Data-Driven Learning (DDL), despite being a feature of corpora and language learning research for some time, has really taken off as a viable methodological approach in the last decade due to innovations in corpus query interfaces, data visualisation, open access and improved internet access.
The theory behind DDL is that students act as “language detectives” (Johns, 1997: 101), discovering facts about the language they are learning by themselves, from authentic examples. Such an approach is expected to support learning, partly because students are motivated to remember what they have worked to find out (Huston, 2008: 170). In addition, because corpus data can reveal previously unnoticed patterns, a student may well notice something that a teacher has overlooked or that no textbook covers. As well as being beneficial in teaching specific items, DDL is hypothesised to improve general skills of using context to deduce meaning, nevertheless limited small-scale research has been conducted to that direction (c.f. Stevens, 1991; Cobb, 1997; Cobb et Horst, 2001) and DDL for young learners is still a relatively unexplored area in the literature.

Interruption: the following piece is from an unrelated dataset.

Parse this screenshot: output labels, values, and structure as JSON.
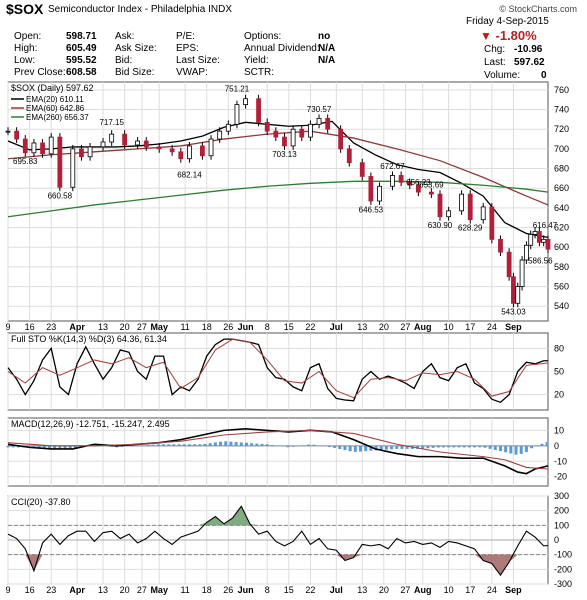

Having said that, this presentation reports on a one-year study with young EFL learners (12-15 years old) that aimed at investigating the development of their competence in relation to comprehending idioms through corpus-based activities and Data-Driven learning situations.
Despite innovations in presenting idioms to learners (Boers et al., 2007: 48-9), it seems that we are still at an initial stage of understanding their acquisition by non-native speakers and the effect the presence of the former may have on the reading comprehension performance of the latter, especially with connection to their level of language competence.
Bearing such limitations in mind, the present study followed an experimental approach in order to investigate whether young EFL learners ability to process idiomatic expressions could be improved when exposed to authentic examples for written and spoken discourse while setting up situations in which students could answer questions about language themselves by studying corpus data in the form of concordance lines and extended sentences.
A total of 60 young EFL students aged 12 to 15 years old took part in the study. Data analysis of pre- and post-achievement tests showed significant improvement in participants’ overall ability to deduce meaning from context while highly competent learners also started using some idiomatic expressions in their written scripts.
The findings of the study could provide practical guidance to EFL instructors and material developers as regards the beneficial effect data-driven learning through corpus-based activities can have on young EFL learners processing of idioms, especially in relation to those phrases that are not metaphorically transparent in that their literal meaning is not closely related to their figurative one and have no equivalent in learners’ mother tongue.